2. Urine Metabolomic Characterization Among Children with Different Tuberculosis Status
Tuberculosis (TB) remains a significant cause of morbidity and mortality among children, with around one million developing the disease, and more than half of those are under five years old. Progress has been observed, but a lack of routine reporting in the age groups results in insufficient data to guide intervention and determine treatment outcomes.

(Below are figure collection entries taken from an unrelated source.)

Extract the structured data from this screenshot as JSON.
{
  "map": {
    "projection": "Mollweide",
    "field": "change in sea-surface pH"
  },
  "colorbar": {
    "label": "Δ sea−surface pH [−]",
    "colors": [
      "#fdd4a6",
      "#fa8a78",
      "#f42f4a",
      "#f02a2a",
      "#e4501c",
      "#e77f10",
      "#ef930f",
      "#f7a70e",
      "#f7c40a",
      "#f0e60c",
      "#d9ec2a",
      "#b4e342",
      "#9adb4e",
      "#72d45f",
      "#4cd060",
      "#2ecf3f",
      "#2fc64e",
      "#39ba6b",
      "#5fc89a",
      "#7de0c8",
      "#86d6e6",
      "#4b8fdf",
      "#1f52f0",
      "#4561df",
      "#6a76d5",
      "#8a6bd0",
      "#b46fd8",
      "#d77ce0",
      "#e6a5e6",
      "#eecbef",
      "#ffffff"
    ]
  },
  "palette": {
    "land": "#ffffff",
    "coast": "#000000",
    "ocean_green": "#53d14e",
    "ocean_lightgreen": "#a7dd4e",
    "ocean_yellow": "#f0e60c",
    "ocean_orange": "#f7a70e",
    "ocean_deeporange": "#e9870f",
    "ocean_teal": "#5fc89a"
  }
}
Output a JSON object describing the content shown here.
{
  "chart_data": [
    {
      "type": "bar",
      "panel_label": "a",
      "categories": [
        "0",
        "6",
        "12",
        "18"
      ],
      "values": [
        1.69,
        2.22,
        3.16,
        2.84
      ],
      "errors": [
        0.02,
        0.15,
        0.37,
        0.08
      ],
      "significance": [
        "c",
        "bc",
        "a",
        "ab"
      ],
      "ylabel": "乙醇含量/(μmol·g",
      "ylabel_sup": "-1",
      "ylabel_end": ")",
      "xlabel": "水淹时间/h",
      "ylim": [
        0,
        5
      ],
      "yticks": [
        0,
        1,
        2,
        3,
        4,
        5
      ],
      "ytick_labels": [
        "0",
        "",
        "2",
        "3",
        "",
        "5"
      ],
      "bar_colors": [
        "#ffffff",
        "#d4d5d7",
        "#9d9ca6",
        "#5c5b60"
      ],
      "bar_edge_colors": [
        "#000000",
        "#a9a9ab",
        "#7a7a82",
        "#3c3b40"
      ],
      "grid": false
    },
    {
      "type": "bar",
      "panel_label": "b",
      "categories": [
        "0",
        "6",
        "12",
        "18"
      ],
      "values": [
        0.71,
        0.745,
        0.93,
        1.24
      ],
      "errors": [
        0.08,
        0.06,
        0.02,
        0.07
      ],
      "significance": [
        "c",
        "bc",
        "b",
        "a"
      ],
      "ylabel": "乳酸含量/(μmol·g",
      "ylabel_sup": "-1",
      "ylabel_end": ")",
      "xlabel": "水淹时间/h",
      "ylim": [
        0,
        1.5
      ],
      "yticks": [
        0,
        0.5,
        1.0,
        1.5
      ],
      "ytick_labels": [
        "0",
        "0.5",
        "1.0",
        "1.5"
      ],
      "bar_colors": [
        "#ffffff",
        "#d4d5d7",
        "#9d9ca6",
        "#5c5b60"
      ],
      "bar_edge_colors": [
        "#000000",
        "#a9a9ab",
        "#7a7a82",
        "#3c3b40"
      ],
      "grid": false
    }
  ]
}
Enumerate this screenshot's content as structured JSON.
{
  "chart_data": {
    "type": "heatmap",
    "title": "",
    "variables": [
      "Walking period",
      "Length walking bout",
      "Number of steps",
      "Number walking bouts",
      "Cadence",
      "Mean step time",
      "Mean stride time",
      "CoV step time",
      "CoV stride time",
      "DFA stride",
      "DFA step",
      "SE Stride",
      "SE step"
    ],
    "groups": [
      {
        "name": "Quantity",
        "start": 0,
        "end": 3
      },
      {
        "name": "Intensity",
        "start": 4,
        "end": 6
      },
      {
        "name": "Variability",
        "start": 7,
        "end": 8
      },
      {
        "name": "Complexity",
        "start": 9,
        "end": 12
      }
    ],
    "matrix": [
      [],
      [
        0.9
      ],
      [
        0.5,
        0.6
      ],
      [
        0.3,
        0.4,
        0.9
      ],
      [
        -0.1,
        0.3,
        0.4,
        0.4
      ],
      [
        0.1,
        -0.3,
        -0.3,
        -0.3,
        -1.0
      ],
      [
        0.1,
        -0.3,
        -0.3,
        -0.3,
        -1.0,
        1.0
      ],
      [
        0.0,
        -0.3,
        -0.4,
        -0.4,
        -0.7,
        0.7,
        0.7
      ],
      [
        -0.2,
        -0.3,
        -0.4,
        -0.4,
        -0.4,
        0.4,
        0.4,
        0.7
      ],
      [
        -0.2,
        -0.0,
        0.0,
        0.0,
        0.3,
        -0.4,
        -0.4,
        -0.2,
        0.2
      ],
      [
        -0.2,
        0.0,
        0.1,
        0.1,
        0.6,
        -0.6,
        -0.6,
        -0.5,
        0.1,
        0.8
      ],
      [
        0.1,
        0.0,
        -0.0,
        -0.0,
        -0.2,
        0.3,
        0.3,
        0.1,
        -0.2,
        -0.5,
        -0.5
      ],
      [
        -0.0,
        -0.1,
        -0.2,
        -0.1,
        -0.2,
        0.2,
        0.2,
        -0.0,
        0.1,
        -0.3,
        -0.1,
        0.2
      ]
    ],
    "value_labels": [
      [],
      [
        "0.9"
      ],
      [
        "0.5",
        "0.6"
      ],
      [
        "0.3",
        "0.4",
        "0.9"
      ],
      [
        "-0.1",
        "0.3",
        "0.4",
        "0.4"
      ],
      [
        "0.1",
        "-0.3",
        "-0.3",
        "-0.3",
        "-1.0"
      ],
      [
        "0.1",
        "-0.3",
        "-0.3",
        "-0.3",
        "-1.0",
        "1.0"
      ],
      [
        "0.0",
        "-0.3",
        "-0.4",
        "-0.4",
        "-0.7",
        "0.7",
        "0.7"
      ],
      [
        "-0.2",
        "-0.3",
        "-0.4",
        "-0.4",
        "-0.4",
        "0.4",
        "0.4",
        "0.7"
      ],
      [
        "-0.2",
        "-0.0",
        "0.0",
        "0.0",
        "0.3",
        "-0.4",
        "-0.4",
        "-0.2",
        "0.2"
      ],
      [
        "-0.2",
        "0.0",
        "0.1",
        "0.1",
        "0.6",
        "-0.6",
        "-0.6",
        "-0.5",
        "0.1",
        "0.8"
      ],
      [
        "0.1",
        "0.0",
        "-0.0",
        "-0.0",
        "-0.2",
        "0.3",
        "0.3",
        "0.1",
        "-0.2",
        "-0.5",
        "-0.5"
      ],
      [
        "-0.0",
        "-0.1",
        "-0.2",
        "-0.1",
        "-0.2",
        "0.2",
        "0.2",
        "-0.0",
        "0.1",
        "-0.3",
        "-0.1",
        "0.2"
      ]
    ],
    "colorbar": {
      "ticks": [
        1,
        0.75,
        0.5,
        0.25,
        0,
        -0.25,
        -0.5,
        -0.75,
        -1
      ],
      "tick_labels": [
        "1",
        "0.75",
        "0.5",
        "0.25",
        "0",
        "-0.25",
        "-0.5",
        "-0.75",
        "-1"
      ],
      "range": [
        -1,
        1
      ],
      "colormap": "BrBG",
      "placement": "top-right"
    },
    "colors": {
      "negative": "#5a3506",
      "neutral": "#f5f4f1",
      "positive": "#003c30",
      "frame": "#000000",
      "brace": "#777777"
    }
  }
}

In this study, urine metabolomic outputs will be profiled using Liquid chromatography-mass spectroscopy to determine the metabolic profile of four TB status in children; a) active TB infection, b) latent TB infection, c) healthy contacts, d) and converters to active TB. This non-invasive characterization to distinguish different TB pathologic status through urine metabolomic profiles should view altered cellular and or metabolic pathways that may aid in improving the diagnosis of children with TB, allow the early provision of anti-TB therapy, and monitor the effects of these employed therapies.